Amazon S3 to Apache Common Log Format Converter
I had put this together for a client a couple of months ago, and I’m just getting around to blogging about it now, at the time I couldn’t find any tools that might make this task easier, I assume folks who build web stats analyzers will deal with the S3 format natively, eventually.
Until that time, here’s a little converter to make Amazon S3 logs understandable to your favourite web log analyzer.
The work is done by one gnarly regular expression, which was easy to put together with the help of Pyreb.
You can download the python source here, and as always your mileage may vary.
Nice effort. I keep a little list of tools like this over at s3stat.com, so I’ll be sure to add a link.

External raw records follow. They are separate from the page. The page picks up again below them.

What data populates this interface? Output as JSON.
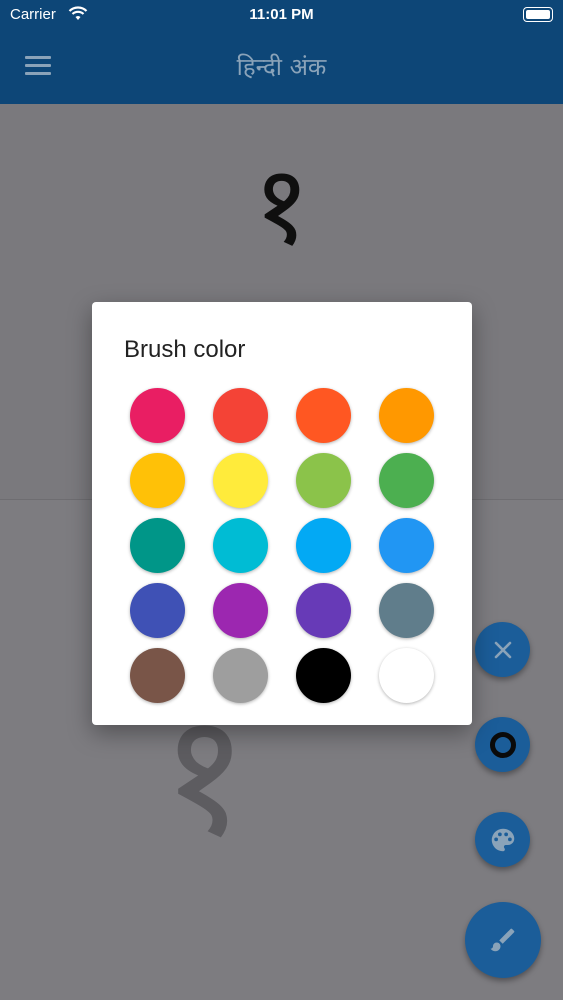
{
  "status_bar": {
    "carrier": "Carrier",
    "time": "11:01 PM"
  },
  "app_bar": {
    "title": "हिन्दी अंक",
    "menu_icon": "hamburger-menu-icon"
  },
  "practice": {
    "digit": "१",
    "trace_digit": "१"
  },
  "dialog": {
    "title": "Brush color",
    "swatches": [
      "#e91e63",
      "#f44336",
      "#ff5722",
      "#ff9800",
      "#ffc107",
      "#ffeb3b",
      "#8bc34a",
      "#4caf50",
      "#009688",
      "#00bcd4",
      "#03a9f4",
      "#2196f3",
      "#3f51b5",
      "#9c27b0",
      "#673ab7",
      "#607d8b",
      "#795548",
      "#9e9e9e",
      "#000000",
      "#ffffff"
    ]
  },
  "fabs": {
    "close_icon": "close-icon",
    "circle_icon": "circle-outline-icon",
    "palette_icon": "palette-icon",
    "brush_icon": "brush-icon",
    "color": "#1b5d99"
  }
}
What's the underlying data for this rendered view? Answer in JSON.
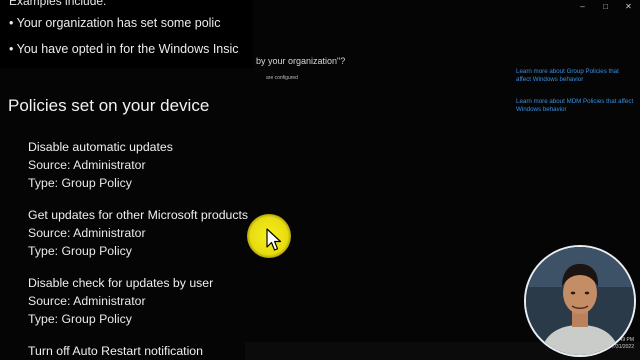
{
  "window": {
    "controls": [
      "–",
      "□",
      "✕"
    ]
  },
  "zoom": {
    "examples_heading": "Examples include:",
    "bullets": [
      "• Your organization has set some polic",
      "• You have opted in for the Windows Insic"
    ]
  },
  "background": {
    "question": "by your organization\"?",
    "configured_note": "are configured"
  },
  "side_links": [
    "Learn more about Group Policies that affect Windows behavior",
    "Learn more about MDM Policies that affect Windows behavior"
  ],
  "section_title": "Policies set on your device",
  "policies": [
    {
      "name": "Disable automatic updates",
      "source": "Source: Administrator",
      "type": "Type: Group Policy"
    },
    {
      "name": "Get updates for other Microsoft products",
      "source": "Source: Administrator",
      "type": "Type: Group Policy"
    },
    {
      "name": "Disable check for updates by user",
      "source": "Source: Administrator",
      "type": "Type: Group Policy"
    },
    {
      "name": "Turn off Auto Restart notification",
      "source": "",
      "type": ""
    }
  ],
  "clock": {
    "time": "3:49 PM",
    "date": "7/31/2022"
  },
  "colors": {
    "link": "#3a8fe0",
    "cursor_highlight": "#f6ef1c"
  }
}
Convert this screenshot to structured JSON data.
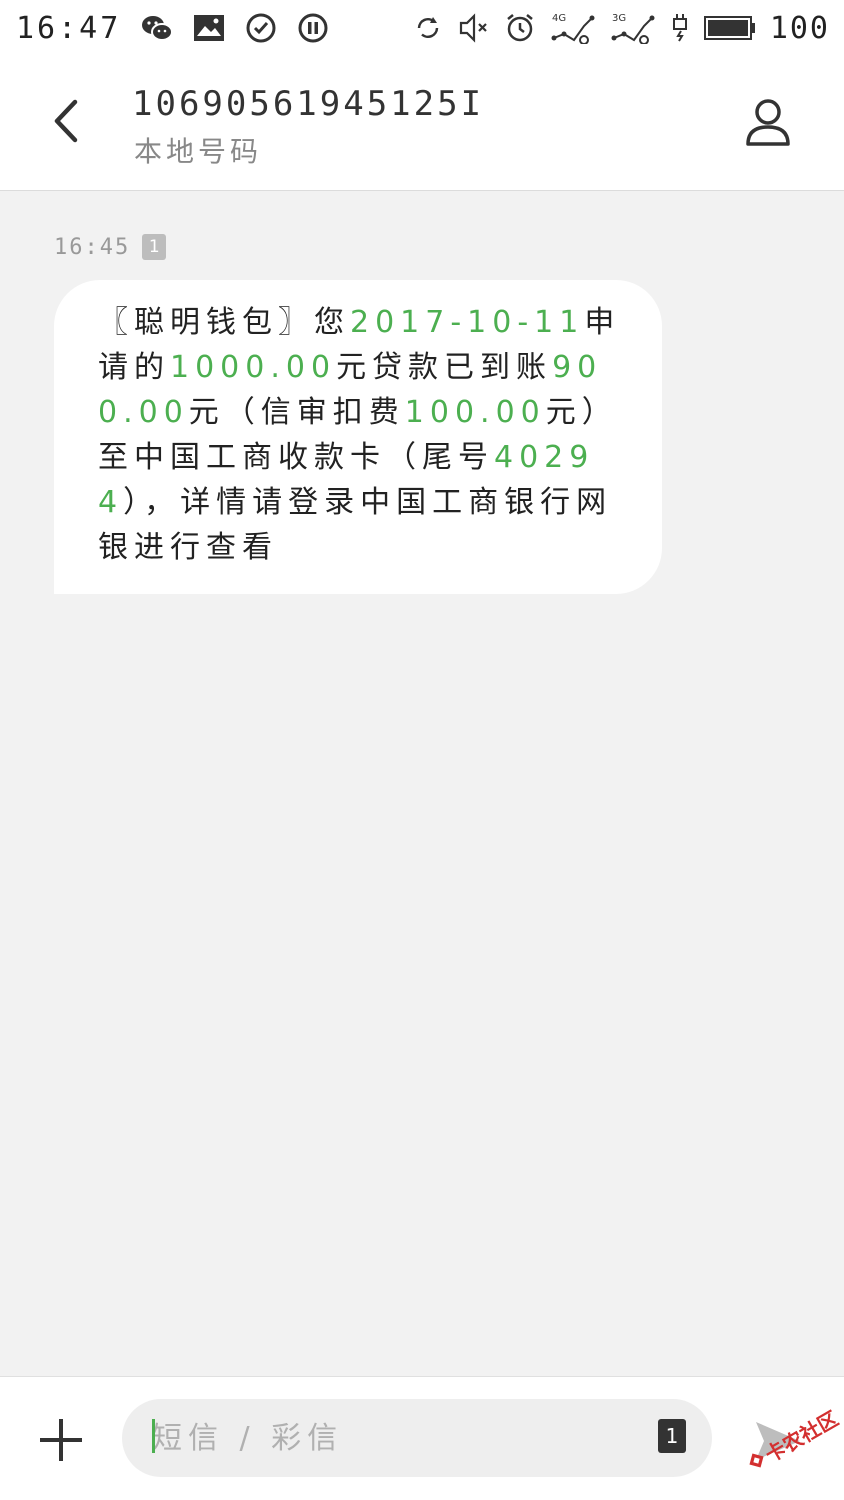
{
  "status_bar": {
    "time": "16:47",
    "battery_level": "100",
    "network_1": "4G",
    "network_2": "3G",
    "icons_left": [
      "wechat-icon",
      "gallery-notification-icon",
      "check-circle-icon",
      "pause-circle-icon"
    ],
    "icons_right": [
      "sync-icon",
      "mute-icon",
      "alarm-icon",
      "signal-4g-icon",
      "signal-3g-icon",
      "charging-icon",
      "battery-icon"
    ]
  },
  "header": {
    "contact_number": "10690561945125I",
    "contact_subtitle": "本地号码"
  },
  "conversation": {
    "messages": [
      {
        "time": "16:45",
        "sim": "1",
        "segments": [
          {
            "text": "〖聪明钱包〗您",
            "highlight": false
          },
          {
            "text": "2017-10-11",
            "highlight": true
          },
          {
            "text": "申请的",
            "highlight": false
          },
          {
            "text": "1000.00",
            "highlight": true
          },
          {
            "text": "元贷款已到账",
            "highlight": false
          },
          {
            "text": "900.00",
            "highlight": true
          },
          {
            "text": "元（信审扣费",
            "highlight": false
          },
          {
            "text": "100.00",
            "highlight": true
          },
          {
            "text": "元）至中国工商收款卡（尾号",
            "highlight": false
          },
          {
            "text": "40294",
            "highlight": true
          },
          {
            "text": "），详情请登录中国工商银行网银进行查看",
            "highlight": false
          }
        ]
      }
    ]
  },
  "composer": {
    "placeholder": "短信 / 彩信",
    "value": "",
    "sim_label": "1"
  },
  "watermark": {
    "text": "卡农社区"
  },
  "colors": {
    "highlight": "#4caf50",
    "background": "#f2f2f2",
    "bubble": "#ffffff"
  }
}
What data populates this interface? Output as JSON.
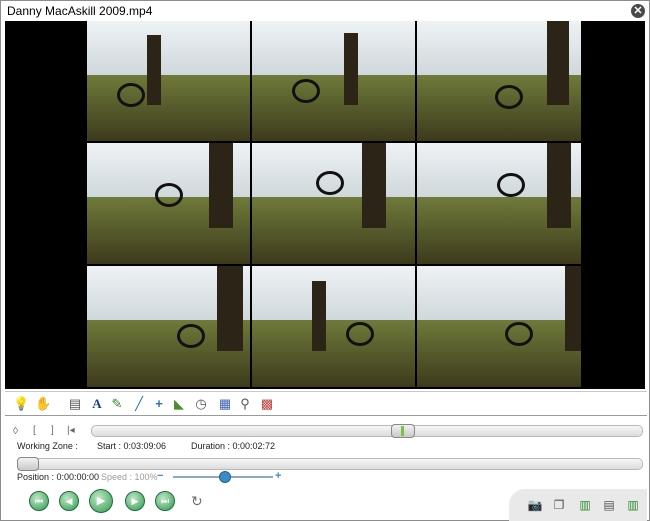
{
  "window": {
    "title": "Danny MacAskill 2009.mp4",
    "close_glyph": "✕"
  },
  "video": {
    "frames": [
      {
        "name": "frame-1"
      },
      {
        "name": "frame-2"
      },
      {
        "name": "frame-3"
      },
      {
        "name": "frame-4"
      },
      {
        "name": "frame-5"
      },
      {
        "name": "frame-6"
      },
      {
        "name": "frame-7"
      },
      {
        "name": "frame-8"
      },
      {
        "name": "frame-9"
      }
    ]
  },
  "toolbar": {
    "tools": [
      {
        "name": "bulb-icon",
        "glyph": "💡"
      },
      {
        "name": "hand-icon",
        "glyph": "✋"
      },
      {
        "name": "page-icon",
        "glyph": "▤"
      },
      {
        "name": "text-icon",
        "glyph": "A"
      },
      {
        "name": "pencil-icon",
        "glyph": "✎"
      },
      {
        "name": "line-icon",
        "glyph": "╱"
      },
      {
        "name": "cross-icon",
        "glyph": "+"
      },
      {
        "name": "angle-icon",
        "glyph": "◣"
      },
      {
        "name": "chrono-icon",
        "glyph": "◷"
      },
      {
        "name": "grid-icon",
        "glyph": "▦"
      },
      {
        "name": "magnifier-icon",
        "glyph": "⚲"
      },
      {
        "name": "color-icon",
        "glyph": "▩"
      }
    ]
  },
  "working_zone": {
    "label": "Working Zone :",
    "start_label": "Start : 0:03:09:06",
    "duration_label": "Duration : 0:00:02:72",
    "icons": [
      "◊",
      "[",
      "]",
      "|◂"
    ]
  },
  "position": {
    "label": "Position : 0:00:00:00",
    "speed_label": "Speed : 100%",
    "minus": "−",
    "plus": "+"
  },
  "playback": {
    "buttons": [
      {
        "name": "first-frame-button",
        "glyph": "⏮"
      },
      {
        "name": "previous-frame-button",
        "glyph": "◀"
      },
      {
        "name": "play-button",
        "glyph": "▶"
      },
      {
        "name": "next-frame-button",
        "glyph": "▶"
      },
      {
        "name": "last-frame-button",
        "glyph": "⏭"
      }
    ],
    "undo_glyph": "↻"
  },
  "corner": {
    "buttons": [
      {
        "name": "snapshot-icon",
        "glyph": "📷"
      },
      {
        "name": "multi-snapshot-icon",
        "glyph": "❐"
      },
      {
        "name": "export-video-icon",
        "glyph": "▥"
      },
      {
        "name": "export-slideshow-icon",
        "glyph": "▤"
      },
      {
        "name": "export-diptych-icon",
        "glyph": "▥"
      }
    ]
  },
  "colors": {
    "accent_green": "#2f9a52",
    "speed_blue": "#3a8cc7"
  }
}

And hey, you might appreciate a heads up about S3stat itself. It’s a little service that downloads and processes S3’s server access logs, converts them similar to how your code does it, runs the output through Webalizer, and uploads it back to S3. Everything the lazy man needs to get web stats for their S3 account. Check it out when you get a chance:
http://www.s3stat.com/
This is an excellent script. One thing you may want to note, your script creates apache logs in the ‘combined’ format, not the ‘common’ format. If you’re like me and want the more valuable ‘combined’ formatted logs, this script is for you.
For those who don’t know, combined format is just like the common format except for two additional fields which include the referer and the user agent.
Thanks for a great script,
Angelo